Have you found a fix? I've been working on this for weeks, myself. Same issue as you. If I sudo jamf policy the CSC package installs just fine. If I let the system naturally check in for an install the package install reports complete but no Cisco folder and the log says "installer: The install failed. (The Installer encountered an error that caused the installation to fail. Contact the software manufacturer for assistance. An error occurred while running scripts from the package “CiscoSecureClient.pkg”.)"

 

I'm going to try renaming the package to CiscoSecure like that person below suggested. If that works it's a very bizarre fix.

Jmardian
New Contributor III

Sure did. The Secure Client PKG I am using packages Duo Desktop along with it. The installation errors were occurring due to the cert I didn't have for DUO not the Secure Client... SUPER ANNOYING. And none of Cisco's documentation mentioned anything about needing a cert for DUO, which is hilarious because I don't even need DUO in the first place... Anyways, if your PKG contains DUO Desktop, follow the instructions here to create and push out the config for DUO before installing the Cisco Secure Client: https://help.duo.com/s/article/6403?language=en_US 

jgaitherccu
New Contributor III

..............

..........

.....

.ffs

 

 

That's about the stupidest thing I've ever seen. Especially since it installs just fine when manually typing sudo jamf policy into terminal. For posterity's sake here is what I ended up doing courtesy of your help.

>Upload SecureClient pkg to JAMF

>Create Script with the following text:

echo "Adding empty Cisco Secure Client Duo File..."
mkdir /Library/Application\ Support/Duo
mkdir /Library/Application\ Support/Duo/Duo\ Device\ Health
touch /Library/Application\ Support/Duo/Duo\ Device\ Health/DisableMacOS11CertManagement

>Create Policy with SecureClient pkg and "blank duo file" Script. Set Script to run Before.

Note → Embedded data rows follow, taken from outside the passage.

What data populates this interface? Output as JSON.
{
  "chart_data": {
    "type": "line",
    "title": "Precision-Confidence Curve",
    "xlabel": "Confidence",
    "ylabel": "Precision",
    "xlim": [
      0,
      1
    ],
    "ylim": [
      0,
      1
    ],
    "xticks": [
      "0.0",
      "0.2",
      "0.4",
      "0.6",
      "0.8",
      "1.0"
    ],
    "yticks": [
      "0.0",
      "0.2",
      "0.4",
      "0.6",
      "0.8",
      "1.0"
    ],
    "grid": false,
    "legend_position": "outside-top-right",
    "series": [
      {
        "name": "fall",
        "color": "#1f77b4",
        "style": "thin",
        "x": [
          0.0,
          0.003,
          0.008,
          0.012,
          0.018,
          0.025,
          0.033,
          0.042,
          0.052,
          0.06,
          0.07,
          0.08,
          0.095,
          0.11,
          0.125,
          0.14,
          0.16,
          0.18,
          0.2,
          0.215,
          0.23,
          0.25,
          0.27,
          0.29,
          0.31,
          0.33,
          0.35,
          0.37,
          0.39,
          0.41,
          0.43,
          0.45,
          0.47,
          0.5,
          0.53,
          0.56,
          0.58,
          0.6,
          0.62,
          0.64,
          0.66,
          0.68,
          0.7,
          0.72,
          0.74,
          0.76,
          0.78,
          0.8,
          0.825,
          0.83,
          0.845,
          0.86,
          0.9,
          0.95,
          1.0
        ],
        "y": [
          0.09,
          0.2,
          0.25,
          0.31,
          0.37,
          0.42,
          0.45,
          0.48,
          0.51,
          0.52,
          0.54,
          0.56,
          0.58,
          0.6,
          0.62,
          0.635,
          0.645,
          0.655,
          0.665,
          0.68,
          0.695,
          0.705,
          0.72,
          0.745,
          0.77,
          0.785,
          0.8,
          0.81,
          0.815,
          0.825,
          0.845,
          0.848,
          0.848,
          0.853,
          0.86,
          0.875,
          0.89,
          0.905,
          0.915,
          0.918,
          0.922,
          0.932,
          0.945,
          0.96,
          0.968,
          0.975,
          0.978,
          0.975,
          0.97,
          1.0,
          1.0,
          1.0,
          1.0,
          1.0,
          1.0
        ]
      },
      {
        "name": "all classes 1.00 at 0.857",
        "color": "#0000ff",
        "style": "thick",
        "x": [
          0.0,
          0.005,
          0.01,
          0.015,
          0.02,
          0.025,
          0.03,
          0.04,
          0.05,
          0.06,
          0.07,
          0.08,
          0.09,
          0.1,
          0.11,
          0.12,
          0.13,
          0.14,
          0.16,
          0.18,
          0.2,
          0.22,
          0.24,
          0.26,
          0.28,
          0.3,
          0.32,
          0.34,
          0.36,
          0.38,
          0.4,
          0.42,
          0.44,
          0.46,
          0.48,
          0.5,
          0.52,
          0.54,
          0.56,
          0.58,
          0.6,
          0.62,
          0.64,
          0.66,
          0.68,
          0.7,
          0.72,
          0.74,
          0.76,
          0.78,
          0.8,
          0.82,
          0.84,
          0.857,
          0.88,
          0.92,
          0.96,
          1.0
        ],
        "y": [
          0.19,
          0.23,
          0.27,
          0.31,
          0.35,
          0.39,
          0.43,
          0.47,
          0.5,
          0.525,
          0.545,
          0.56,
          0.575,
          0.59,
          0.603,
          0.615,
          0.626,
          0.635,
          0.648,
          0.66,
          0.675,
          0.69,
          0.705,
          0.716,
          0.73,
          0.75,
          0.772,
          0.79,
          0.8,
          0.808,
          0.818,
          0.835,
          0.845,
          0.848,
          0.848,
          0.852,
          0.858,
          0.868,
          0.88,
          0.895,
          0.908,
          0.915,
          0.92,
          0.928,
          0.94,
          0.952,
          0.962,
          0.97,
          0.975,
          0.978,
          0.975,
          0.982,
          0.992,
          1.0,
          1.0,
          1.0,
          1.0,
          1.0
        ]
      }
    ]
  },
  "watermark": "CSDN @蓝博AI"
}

Forgot to add that I also created another Script to run After in the Policy with the following text:

/Applications/Duo\ Desktop.app/Contents/Library/LaunchServices/com.duosecurity.UninstallDuoDeviceHealth

You should also be able to fix this by adding Duo specific stuff to your choices.xml file.

Jmardian
New Contributor III

Agreed. I was so burnt out from deciphering what the hell was going on in the PKG that I was just happy to get the Umbrella portion working. This is the logical next step, just removing DUO from the equation entirely.